France 3 : On comprend que c’est effectivement incompressible…
Philippe Dupouy: Ça y est, la difficulté est d’avoir des dépenses qui sont, entre guillemets, « financées » grâce aux missions de solidarité réalisées par les départements et aux recettes aléatoires. Je serais pour le retour de l’autonomie fiscale que nous avions et qui nous a permis dans des temps compliqués de pouvoir agir sur ce levier. Là, aujourd’hui, nous n’en avons plus et nous sommes pris et étranglés par ce projet de loi de finances.
Que feront les départements ? Réduisez leur voile dans le sens des actions qui sont menées envers les administrés et notamment sur des politiques qui sont certes optionnelles, mais qui ont toutes du sens.
Je ne vous donne qu’un exemple : le département du Gers s’est engagé, depuis 3 à 4 ans, à tenter de réduire le manque de médecins sur son territoire en rémunérant les médecins. C’est une politique facultative, mais elle a un coût et nous ne savons pas si nous aurons la capacité de la maintenir.
Et je vous parle de la façon dont ça marche. Mais ce qui souffrira le plus du manque de revenus, ce sont les investissements.
France 3 : Quand vous parlez d’investissement, quelles conséquences concrètes cela signifie-t-il pour vous ?
Philippe Dupouy: Si nous, en tant que ministères, réduisons drastiquement nos investissements, une partie de l’économie va s’effondrer, puisque nous sommes 70% des donneurs d’ordre. Si les collectivités disent « on n’a plus d’argent à investir », ça veut dire qu’on ne rénove plus les collèges, on va réduire ce qu’on fait sur les routes, on va réduire toute la partie investissement de façon drastique . Mais ce sont des investissements qui, pour la plupart, retournent à l’économie locale car nos projets sont relativement modestes, nous faisons appel à des entreprises locales.
Toute cette économie va souffrir et derrière, il y aura du chômage, les gens tomberont un peu plus dans la précarité.
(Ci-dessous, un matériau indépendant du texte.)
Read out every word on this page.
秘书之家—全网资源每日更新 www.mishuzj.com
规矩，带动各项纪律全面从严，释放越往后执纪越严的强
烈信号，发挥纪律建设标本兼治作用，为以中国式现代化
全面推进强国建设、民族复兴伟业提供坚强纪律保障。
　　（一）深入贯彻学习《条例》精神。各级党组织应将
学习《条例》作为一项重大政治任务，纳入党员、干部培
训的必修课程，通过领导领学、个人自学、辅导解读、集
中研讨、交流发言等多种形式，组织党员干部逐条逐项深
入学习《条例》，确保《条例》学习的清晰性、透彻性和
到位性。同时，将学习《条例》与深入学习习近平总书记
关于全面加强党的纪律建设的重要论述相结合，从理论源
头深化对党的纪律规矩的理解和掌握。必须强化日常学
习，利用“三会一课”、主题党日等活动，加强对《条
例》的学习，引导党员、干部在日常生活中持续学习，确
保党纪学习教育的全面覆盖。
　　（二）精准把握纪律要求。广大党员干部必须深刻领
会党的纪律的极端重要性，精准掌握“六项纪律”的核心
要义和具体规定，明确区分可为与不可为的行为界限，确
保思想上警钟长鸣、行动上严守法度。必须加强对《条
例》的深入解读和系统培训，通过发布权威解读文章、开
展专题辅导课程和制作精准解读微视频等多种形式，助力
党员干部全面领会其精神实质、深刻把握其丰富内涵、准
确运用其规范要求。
Si nous ne sommes plus aux côtés d’autres collectivités pour investir, les communes et communautés de communes, cela veut dire qu’elles n’investiront plus non plus.
Si on n’est plus aux côtés du milieu associatif, même si c’est de manière modeste, c’est la même chose. Ce sont des bombes à retardement que nous lançons sur tout cet aspect social et économique. Dans mon bureau, j’ai eu le responsable d’une association qui propose un festival qui génère 1,5 millions d’euros de retombées financières sur un week-end de 4 jours, qui m’a dit « si on n’a plus le soutien du public, on est foutus, il faut fermer la porte ». C’est donc tout ce qui pose problème.
Je crains que si aucune solution n’est trouvée, s’il n’y a pas de reprise économique, pas de reprise du marché immobilier et que l’État continue de nous drainer une partie de nos revenus, nous générerons une récession. Ce qui serait terrible.